After a long hiatus, I’ve decided to dust off my old blog and share some thoughts. Today, let’s dive into Sik Cheong’s initial public offering (IPO). Is it worth subscribing to? Well, even though the subscription deadline has passed (as of yesterday), it’s still an interesting topic to explore.
Now, let’s address the elephant in the room: Do all IPOs lead to hefty profits? Not necessarily. While some skyrocket, others stumble. Let’s peek at a couple of recent examples:
Kucingko: Their subscription price was RM0.30 per share, but on the first day of listing (July 26, 2024), it shot up to RM0.84. Exciting, right? But then it settled down to RM0.48 by July 31. Market dynamics, my friend. Those big-shot market makers play a role, and us regular investors can’t always keep up. Kucingko’s tech-related business attracted the mom-and-pop crowd, driving the initial surge.

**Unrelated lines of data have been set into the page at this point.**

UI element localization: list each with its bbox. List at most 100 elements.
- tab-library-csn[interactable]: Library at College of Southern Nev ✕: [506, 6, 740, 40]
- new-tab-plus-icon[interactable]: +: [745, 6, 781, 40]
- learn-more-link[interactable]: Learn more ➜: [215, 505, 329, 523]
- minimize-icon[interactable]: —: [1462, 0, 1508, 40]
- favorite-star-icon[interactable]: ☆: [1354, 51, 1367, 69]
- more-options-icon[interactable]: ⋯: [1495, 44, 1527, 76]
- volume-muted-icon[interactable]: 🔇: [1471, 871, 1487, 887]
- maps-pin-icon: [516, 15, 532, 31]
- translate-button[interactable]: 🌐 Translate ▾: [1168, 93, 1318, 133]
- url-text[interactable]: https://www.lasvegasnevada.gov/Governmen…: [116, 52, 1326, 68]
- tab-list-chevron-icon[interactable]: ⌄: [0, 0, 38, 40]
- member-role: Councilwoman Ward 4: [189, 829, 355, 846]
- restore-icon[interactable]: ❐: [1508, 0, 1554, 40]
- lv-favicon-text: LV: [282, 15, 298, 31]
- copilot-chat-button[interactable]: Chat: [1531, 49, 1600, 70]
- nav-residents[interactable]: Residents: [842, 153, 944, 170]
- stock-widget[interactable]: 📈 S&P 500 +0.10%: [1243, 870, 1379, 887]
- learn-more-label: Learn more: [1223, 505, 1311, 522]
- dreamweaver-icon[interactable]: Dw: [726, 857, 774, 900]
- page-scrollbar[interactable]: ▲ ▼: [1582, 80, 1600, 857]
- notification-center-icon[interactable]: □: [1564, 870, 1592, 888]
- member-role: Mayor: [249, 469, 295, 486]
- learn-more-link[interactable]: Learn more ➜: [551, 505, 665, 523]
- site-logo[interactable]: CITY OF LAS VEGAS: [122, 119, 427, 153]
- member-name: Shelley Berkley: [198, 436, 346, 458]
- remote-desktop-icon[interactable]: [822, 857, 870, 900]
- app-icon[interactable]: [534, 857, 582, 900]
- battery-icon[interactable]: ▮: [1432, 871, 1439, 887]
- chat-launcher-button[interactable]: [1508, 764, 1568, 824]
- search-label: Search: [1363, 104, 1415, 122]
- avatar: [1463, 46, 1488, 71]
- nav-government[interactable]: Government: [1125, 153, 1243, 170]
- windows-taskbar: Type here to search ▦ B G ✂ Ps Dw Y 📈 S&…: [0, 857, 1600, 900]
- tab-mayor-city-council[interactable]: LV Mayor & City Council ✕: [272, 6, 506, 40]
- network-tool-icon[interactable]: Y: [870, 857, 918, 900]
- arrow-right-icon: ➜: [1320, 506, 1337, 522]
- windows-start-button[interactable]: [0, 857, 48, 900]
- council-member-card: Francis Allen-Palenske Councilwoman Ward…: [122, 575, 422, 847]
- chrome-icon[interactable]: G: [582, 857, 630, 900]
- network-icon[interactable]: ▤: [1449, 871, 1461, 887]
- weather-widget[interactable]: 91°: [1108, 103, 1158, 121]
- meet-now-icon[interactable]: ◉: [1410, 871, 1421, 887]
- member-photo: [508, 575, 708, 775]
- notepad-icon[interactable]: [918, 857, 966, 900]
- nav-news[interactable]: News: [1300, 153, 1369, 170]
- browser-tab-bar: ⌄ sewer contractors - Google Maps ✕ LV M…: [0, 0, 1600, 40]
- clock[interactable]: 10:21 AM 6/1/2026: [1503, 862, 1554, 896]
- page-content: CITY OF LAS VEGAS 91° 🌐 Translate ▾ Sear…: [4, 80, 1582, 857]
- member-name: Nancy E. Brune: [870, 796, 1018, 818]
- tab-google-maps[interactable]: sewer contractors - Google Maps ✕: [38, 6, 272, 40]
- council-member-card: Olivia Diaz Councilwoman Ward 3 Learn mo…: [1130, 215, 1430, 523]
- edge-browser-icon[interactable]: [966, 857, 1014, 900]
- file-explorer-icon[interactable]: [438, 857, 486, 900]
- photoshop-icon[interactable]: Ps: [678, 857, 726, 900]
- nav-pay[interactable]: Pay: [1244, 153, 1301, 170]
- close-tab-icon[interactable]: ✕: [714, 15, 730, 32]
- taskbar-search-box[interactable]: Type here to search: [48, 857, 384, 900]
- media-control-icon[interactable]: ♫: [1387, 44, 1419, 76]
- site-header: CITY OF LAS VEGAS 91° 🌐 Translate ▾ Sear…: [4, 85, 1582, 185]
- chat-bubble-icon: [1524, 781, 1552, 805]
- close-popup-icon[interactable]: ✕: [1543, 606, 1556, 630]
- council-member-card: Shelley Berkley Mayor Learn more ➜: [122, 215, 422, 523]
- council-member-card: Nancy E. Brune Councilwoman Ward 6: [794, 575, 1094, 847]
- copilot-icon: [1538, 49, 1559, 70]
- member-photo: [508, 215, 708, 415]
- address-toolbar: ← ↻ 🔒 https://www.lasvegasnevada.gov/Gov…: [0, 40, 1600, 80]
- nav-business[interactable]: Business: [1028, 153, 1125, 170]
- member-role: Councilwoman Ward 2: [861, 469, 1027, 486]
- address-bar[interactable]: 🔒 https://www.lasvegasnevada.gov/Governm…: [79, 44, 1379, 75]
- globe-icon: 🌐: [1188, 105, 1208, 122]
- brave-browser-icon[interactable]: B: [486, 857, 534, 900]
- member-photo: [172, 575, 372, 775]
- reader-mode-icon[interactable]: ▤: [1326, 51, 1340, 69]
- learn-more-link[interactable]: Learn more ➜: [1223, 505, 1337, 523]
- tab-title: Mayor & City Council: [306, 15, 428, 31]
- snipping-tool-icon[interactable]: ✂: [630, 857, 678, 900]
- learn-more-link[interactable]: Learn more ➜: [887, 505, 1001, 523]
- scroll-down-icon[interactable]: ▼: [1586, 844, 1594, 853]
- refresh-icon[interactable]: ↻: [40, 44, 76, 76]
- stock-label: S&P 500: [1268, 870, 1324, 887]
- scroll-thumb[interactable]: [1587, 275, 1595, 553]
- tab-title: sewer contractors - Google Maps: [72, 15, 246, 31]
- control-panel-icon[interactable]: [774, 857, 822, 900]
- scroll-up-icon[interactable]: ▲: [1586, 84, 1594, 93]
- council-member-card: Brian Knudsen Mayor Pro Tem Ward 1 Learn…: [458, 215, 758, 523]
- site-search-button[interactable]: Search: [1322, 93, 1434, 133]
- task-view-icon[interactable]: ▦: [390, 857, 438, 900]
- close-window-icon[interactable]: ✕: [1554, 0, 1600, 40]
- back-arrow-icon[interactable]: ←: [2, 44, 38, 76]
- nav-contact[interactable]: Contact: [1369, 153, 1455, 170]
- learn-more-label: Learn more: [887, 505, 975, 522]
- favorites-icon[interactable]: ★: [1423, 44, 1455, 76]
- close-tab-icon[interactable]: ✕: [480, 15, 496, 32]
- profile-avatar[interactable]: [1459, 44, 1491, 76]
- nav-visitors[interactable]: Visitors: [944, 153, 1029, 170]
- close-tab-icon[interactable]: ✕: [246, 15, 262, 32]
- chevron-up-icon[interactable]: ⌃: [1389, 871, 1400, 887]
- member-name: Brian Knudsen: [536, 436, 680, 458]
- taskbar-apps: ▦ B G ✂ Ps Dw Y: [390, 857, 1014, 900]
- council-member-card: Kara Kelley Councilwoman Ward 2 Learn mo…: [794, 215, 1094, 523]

Skyworld: Different story here. With an IPO price of RM0.80, it didn’t dazzle on listing day (July 10, 2024). Instead, it dipped to RM0.50–RM0.55 by early October. Property firms don’t always set hearts racing. Why rush to subscribe when you might snag a better deal later?
Now, Sik Cheong. It’s in the same league as Kim Teck Cheong Consolidated—both deal with distribution and hold exclusive licenses in East Malaysia. But let’s be real: Malaysia isn’t a giant market. It’s cozy, like a neighborhood grocery store. The rest? Not worth a second glance.
My strategy? If I’d successfully subscribed to Sik Cheong’s IPO, I’d sell on day one of listing. Grab that profit and vanish into the sunset. No lingering attachments.